Patients are given an infusion of a drug which makes cancer cells sensitive to light and a beam of light is then targeted into the infected area through a needle, destroying the cancer cells.

The process takes less than half an hour and is painless, Mrs Baker revealed.

Professor Mo Keshtgar, consultant breast cancer surgeon at the Royal Free, who is pioneering the research, welcomed her brave decision to be the first to trial the treatment.

He said: “The phase one trial is only being done on patients undergoing surgery. We have to have all the evidence before we can begin treatment.

“It was a very brave and selfless act from her because she was not gaining any direct benefit.”

After the treatment Mrs Baker had to lie in a dark room for 48 hours as daylight can affect the skin.

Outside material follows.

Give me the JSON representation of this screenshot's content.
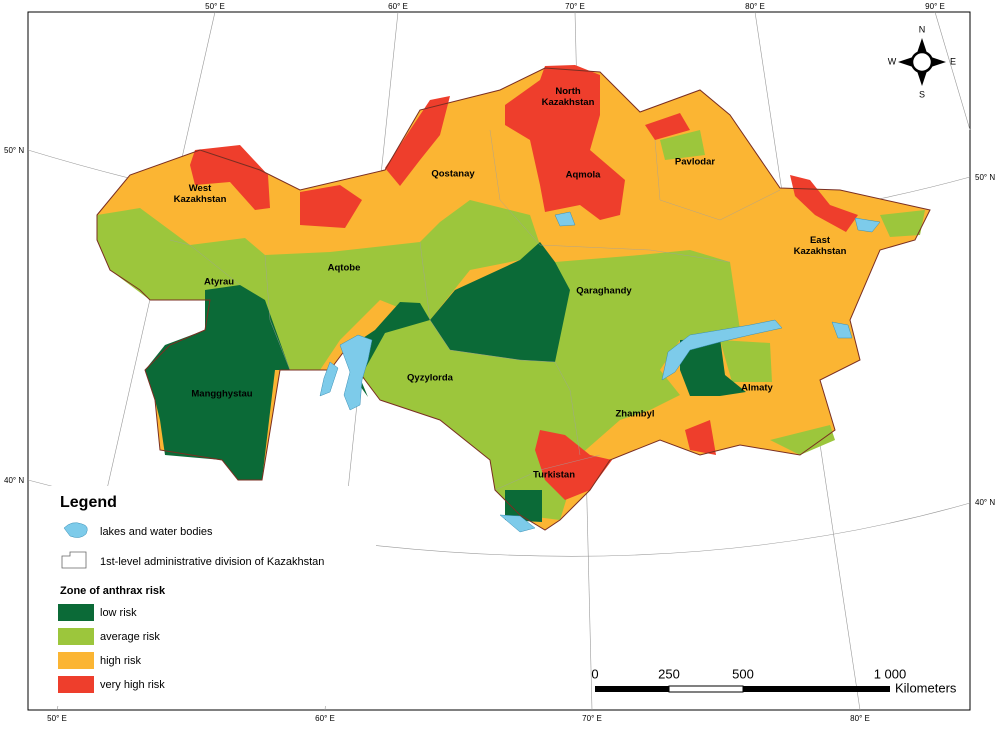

“They put me in a private room on the 12th floor and treated me like a queen, they were brilliant to me,” she said.

“On Sunday I came out, Monday was a Bank Holiday, on Tuesday they operated on me and removed my breast.”

Since the operation the mother-of-three has undergone eight chemotherapy sessions which ended last week, but she hopes the new treatment may eventually save others from the “devastation” of losing a breast.

“I believe Professor Keshtgar will get through his research,” she said. “I’m sure if more people offer to help, they’ll get there. “I would do it again. If you can help somebody, even if it is one person, that would be something.”

The trial has been funded by donations from organisations such as the Royal Free Charity and Killing Cancer.

The public also raised more than £70,000 for the cause when Professor Keshtgar ran the London marathon earlier this year.